In esclusiva a MondoSportivo Brasil, Spadetto ha parlato delle sue idee di gioco, delle metodologie di allenamento, dei progetti realizzati finora e di quelli per il futuro.
“I miei esordi, come quelli di quasi tutti i bambini brasiliani, giocando per strada scalzi fino a quando la mamma non ti costringeva a tornare a casa, perché il giorno dopo andavi a scuola. Sono stato ispirato da mio padre e mio fratello, anche loro giocatori.
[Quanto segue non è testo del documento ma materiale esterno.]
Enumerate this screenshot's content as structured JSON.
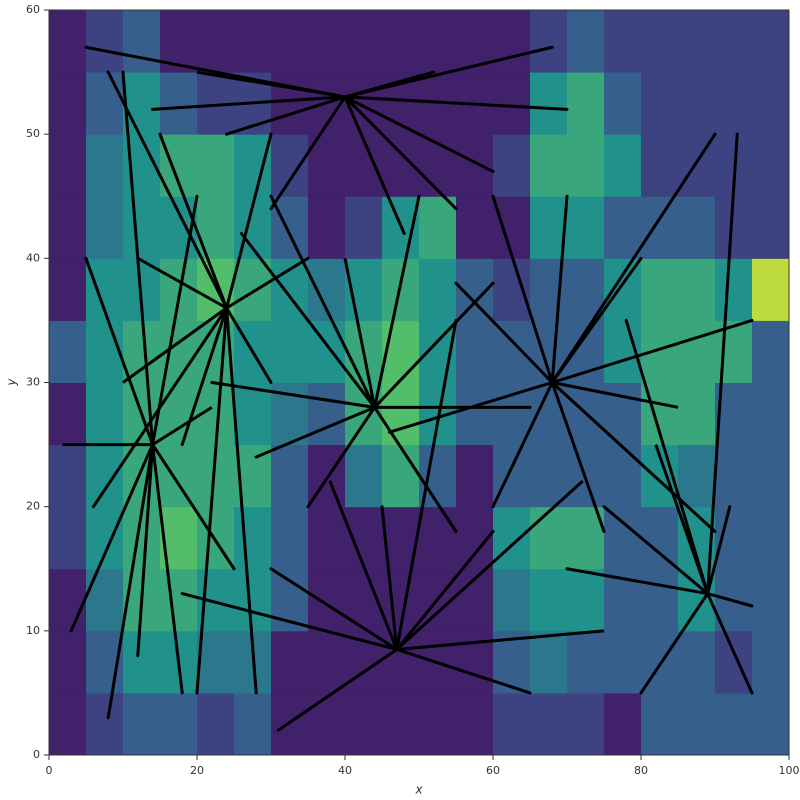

Sono cresciuto giocando all’aperto, praticando anche il futsal, poi, quando avevo 11-12 anni, ho lasciato casa per giocare nella capitale del mio stato. Tempi difficili, ma ne è valsa la pena”.
Hai iniziato a giocare a 17 anni e hai dovuto smettere a 26. Hai nostalgia del campo o sei soddisfatto di lavorare nello staff tecnico?
Ho tanta nostalgia, giocare a calcio mi manca. Ma posso dire che mi sento completo adesso, come professionista. Lavorare nello staff è soddisfacente, anche se sì, mi manca tantissimo scendere in campo come calciatore.
È stato difficile interrompere una carriera che sembrava promettente, e farlo così giovane?
”Molto. Ho smesso di giocare, ma con la testa non smetterò mai di sentirmi un calciatore. La mentalità cambia, i sentimenti rimangono”.
Hai iniziato giovanissimo, a 17 anni, in Brasile. Cosa vuol dire per te, chi e cosa ti ha aiutato nel diventare un calciatore?
L’ammirazione per le individualità. Devo tutto al Brasile: vengo dal calcio di strada e dal Futsal, sono fiero e orgoglioso di ciò. Il calcio è un gioco collettivo ma anche individuale, io poi ritengo che il miglior allenatore brasiliano di sempre sia Telê Santana, e lui diceva che ‘senza tecnica non esiste tattica’. Il Brasile è stata la mia prima scuola di vita e di calcio”.